A wave to pant beneath thy power, and share

 

   The impulse of thy strength, only less free

Than thou, O uncontrollable! if even

   I were as in my boyhood, and could be

 

The comrade of thy wanderings over heaven,

   As then, when to outstrip thy skiey speed

Scarce seem’d a vision—I would ne’er have striven

 

   As thus with thee in prayer in my sore need.

O! lift me as a wave, a leaf, a cloud!

   I fall upon the thorns of life! I bleed!

 

A heavy weight of hours has chain’d and bow’d

One too like thee—tameless, and swift, and proud.

 

  V

 

Make me thy lyre, even as the forest is:

   What if my leaves are falling like its own?

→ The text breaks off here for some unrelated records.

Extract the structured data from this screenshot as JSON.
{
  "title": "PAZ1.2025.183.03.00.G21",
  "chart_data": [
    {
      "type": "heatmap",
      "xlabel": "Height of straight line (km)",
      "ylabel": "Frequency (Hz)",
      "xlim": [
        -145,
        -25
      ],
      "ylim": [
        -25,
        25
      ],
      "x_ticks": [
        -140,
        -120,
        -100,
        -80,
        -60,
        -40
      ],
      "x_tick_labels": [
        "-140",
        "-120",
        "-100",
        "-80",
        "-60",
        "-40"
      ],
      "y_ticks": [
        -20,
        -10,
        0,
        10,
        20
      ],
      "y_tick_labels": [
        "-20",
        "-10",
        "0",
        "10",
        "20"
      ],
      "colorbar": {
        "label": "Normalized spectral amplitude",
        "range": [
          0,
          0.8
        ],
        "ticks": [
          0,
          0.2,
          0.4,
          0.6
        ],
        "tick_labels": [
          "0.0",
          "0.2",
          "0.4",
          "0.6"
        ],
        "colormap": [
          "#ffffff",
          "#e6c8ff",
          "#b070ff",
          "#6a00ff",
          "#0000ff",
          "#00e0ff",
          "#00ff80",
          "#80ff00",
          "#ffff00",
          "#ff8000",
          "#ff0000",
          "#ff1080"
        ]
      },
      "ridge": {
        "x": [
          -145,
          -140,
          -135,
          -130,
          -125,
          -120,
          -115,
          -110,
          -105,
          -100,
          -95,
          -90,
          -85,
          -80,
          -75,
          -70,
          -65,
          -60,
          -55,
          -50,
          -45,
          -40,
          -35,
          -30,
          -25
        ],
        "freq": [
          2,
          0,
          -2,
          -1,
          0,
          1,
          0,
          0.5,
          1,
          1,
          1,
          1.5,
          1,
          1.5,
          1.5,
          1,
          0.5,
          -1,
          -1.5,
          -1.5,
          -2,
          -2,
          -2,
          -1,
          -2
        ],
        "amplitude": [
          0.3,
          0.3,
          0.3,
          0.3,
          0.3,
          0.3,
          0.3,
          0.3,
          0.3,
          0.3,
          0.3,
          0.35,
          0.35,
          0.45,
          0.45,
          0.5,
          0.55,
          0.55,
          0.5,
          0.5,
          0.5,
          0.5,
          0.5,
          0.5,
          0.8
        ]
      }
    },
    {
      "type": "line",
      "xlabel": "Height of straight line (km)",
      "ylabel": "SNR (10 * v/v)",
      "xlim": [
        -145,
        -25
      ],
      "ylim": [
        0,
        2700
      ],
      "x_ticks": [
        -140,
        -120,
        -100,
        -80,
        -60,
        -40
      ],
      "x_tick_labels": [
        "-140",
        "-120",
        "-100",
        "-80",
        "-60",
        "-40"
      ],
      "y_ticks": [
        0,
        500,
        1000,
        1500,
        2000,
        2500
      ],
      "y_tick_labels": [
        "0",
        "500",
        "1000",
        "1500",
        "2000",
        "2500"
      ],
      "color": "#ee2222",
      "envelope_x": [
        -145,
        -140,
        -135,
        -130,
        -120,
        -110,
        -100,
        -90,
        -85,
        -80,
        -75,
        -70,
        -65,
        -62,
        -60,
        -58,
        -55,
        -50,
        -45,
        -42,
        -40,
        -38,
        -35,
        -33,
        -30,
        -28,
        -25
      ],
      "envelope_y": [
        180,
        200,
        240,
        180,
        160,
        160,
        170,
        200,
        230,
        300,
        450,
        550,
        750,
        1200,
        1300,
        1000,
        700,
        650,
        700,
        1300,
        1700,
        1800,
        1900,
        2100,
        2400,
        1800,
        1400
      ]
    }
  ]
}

The tumult of thy mighty harmonies

 

   Will take from both a deep autumnal tone,

Sweet though in sadness. Be thou, Spirit fierce,

   My spirit! Be thou me, impetuous one!

 

Drive my dead thoughts over the universe,

   Like wither’d leaves, to quicken a new birth;

And, by the incantation of this verse,

 

   Scatter, as from an unextinguish’d hearth

Ashes and sparks, my words among mankind!

   Be through my lips to unawaken’d earth

 

The trumpet of a prophecy! O Wind,

If Winter comes, can Spring be far behind?